Researchers working at Washington University School of Medicine in St. Louis, as part of a multi-institutional study, have identified an enzyme that enables the tuberculosis bacterium to persist despite counterattacks of the immune system. This may open the door to better drugs to treat the chronic stage of the disease.

"Persistence is one of the hallmarks of this organism," says David G. Russell, Ph.D., senior author of the paper published in the Aug. 17 issue of Nature. "It 's what makes tuberculosis such a serious problem."

When the study was performed, Russell was a professor of molecular microbiology at the medical school. He now is professor and chair of microbiology and immunology at the College of Veterinary Medicine, Cornell University.
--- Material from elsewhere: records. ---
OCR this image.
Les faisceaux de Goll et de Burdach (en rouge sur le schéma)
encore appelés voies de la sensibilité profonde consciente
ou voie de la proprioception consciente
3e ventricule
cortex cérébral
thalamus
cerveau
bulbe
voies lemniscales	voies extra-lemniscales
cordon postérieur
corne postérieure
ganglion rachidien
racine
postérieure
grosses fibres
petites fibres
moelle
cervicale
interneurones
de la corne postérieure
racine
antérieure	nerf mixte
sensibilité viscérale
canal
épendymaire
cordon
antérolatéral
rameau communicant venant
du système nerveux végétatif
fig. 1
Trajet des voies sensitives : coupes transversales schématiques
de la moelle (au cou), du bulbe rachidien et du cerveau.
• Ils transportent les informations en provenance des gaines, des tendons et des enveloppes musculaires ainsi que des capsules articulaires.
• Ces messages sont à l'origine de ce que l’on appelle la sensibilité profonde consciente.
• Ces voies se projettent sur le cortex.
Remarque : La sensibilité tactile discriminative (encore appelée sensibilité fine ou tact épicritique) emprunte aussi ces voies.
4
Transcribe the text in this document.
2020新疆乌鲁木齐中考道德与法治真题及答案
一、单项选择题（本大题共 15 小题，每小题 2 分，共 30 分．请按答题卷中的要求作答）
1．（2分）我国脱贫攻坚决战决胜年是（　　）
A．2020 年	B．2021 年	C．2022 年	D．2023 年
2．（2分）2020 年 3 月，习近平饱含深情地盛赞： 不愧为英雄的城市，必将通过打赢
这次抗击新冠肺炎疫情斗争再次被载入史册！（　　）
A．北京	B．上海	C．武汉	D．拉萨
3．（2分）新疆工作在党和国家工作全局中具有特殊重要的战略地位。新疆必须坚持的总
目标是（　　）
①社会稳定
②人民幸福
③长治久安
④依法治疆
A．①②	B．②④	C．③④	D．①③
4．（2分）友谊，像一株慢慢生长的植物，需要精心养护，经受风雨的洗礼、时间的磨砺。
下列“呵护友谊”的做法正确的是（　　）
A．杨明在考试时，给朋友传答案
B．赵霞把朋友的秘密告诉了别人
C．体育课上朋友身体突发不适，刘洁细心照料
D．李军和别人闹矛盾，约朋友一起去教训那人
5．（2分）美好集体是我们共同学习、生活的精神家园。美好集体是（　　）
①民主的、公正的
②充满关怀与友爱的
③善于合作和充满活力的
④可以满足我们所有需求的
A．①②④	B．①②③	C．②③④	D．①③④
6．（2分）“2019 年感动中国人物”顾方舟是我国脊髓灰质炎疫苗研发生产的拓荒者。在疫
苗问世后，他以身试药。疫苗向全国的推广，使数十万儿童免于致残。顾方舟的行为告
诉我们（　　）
The tuberculosis bacterium, Mycobacterium tuberculosis, is the world's most deadly infectious organism, killing 3 million people each year. White blood cells called macrophages, which normally destroy harmful microbes, ingest the bacterium. But M. tuberculosis is able to survive and grow inside macrophages for years.
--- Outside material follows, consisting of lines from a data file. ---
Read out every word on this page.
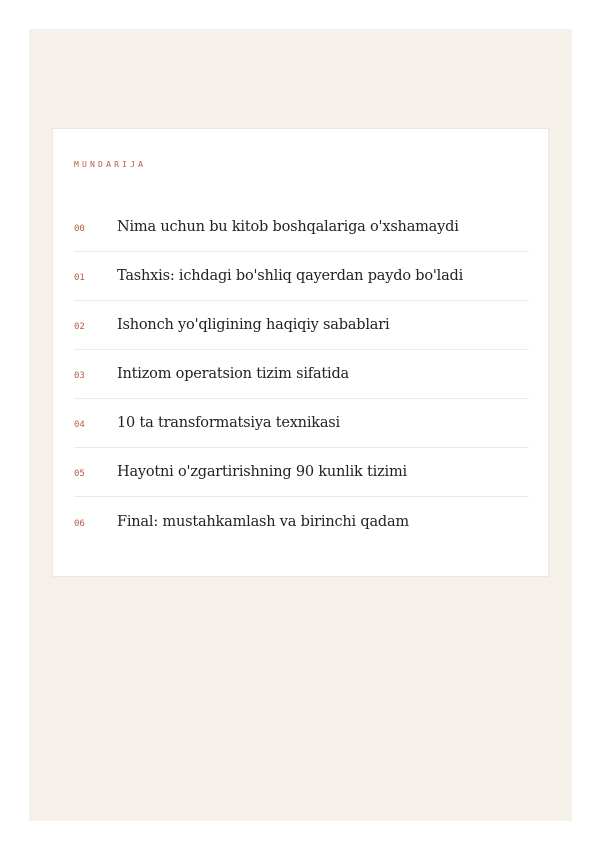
MUNDARIJA
00	Nima uchun bu kitob boshqalariga o'xshamaydi
01	Tashxis: ichdagi bo'shliq qayerdan paydo bo'ladi
02	Ishonch yo'qligining haqiqiy sabablari
03	Intizom operatsion tizim sifatida
04	10 ta transformatsiya texnikasi
05	Hayotni o'zgartirishning 90 kunlik tizimi
06	Final: mustahkamlash va birinchi qadam
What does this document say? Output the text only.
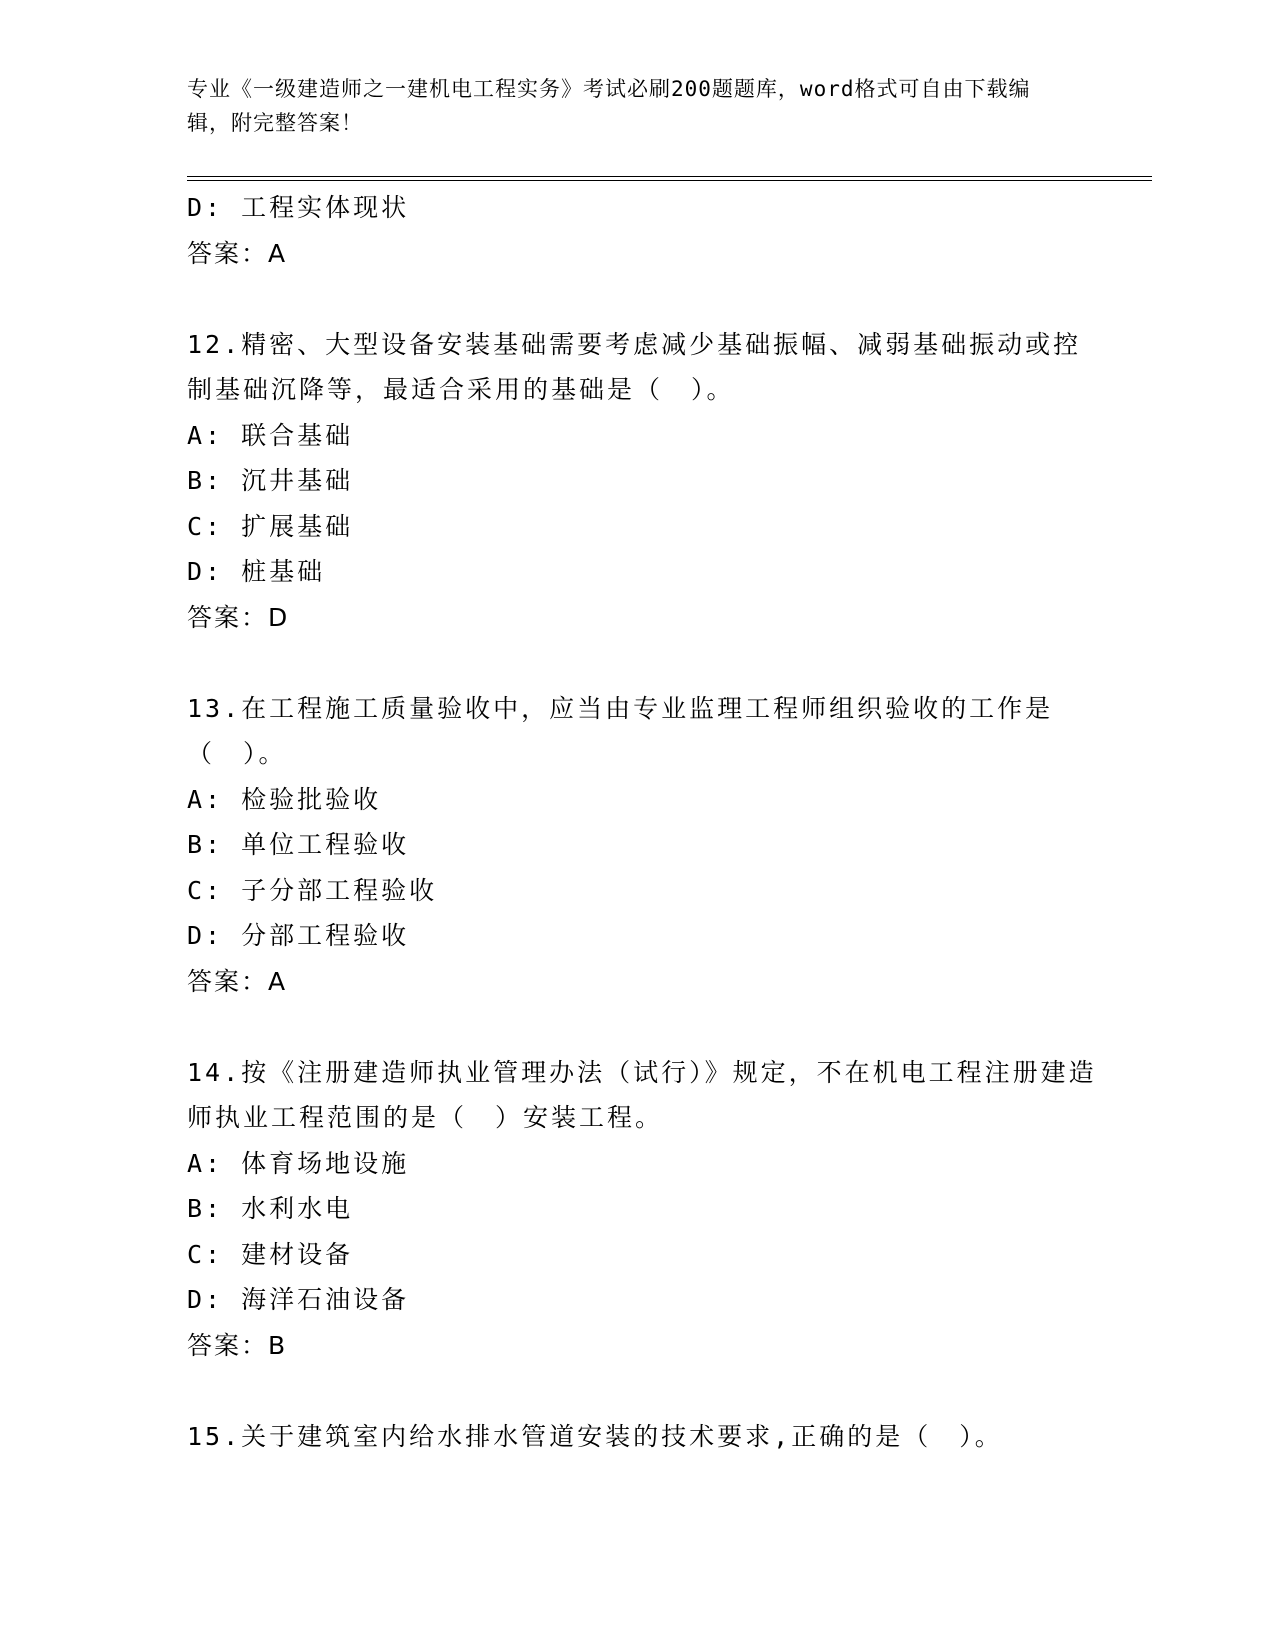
专业《一级建造师之一建机电工程实务》考试必刷200题题库，word格式可自由下载编辑，附完整答案！
D: 工程实体现状
答案：A
12.精密、大型设备安装基础需要考虑减少基础振幅、减弱基础振动或控制基础沉降等，最适合采用的基础是（　）。
A: 联合基础
B: 沉井基础
C: 扩展基础
D: 桩基础
答案：D
13.在工程施工质量验收中，应当由专业监理工程师组织验收的工作是（　）。
A: 检验批验收
B: 单位工程验收
C: 子分部工程验收
D: 分部工程验收
答案：A
14.按《注册建造师执业管理办法（试行）》规定，不在机电工程注册建造师执业工程范围的是（　）安装工程。
A: 体育场地设施
B: 水利水电
C: 建材设备
D: 海洋石油设备
答案：B
15.关于建筑室内给水排水管道安装的技术要求,正确的是（　）。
Russell and his colleagues suspected this was made possible in part by the glyoxylate shunt, a biochemical pathway that allows bacteria to use compounds containing only two carbon atoms as food. Isocitrate lyase is a key enzyme in this shunt.

To test this idea, collaborators John D. McKinney of The Rockefeller University and William R. Jacobs, Jr. of the Howard Hughes Medical Institute at Albert Einstein College of Medicine genetically deprived M. tuberculosis of the ability to make ICL. They then infected one group of mice with the mutant strain and a second group with the normal strain.

During the early, acute phase, both host groups developed the infection at the same rate. Later, however, the mutant bacteria were steadily eliminated while the normal strain persisted. Only the mice in the second group developed inflamed and enlarged lungs.

In another part of the study, researchers learned that M. tuberculosis produces ICL at a much greater rate in activated macrophages than in resting ones. The mutant bacterium also was much less able to survive inside activated macrophages than in resting macrophages, suggesting that M. tuberculosis must use the glyoxylate shunt to survive when macrophages become activated. "This is the first demonstration that a metabolic pathway of an infectious agent can be dictated by the immune status of a host," Russell notes.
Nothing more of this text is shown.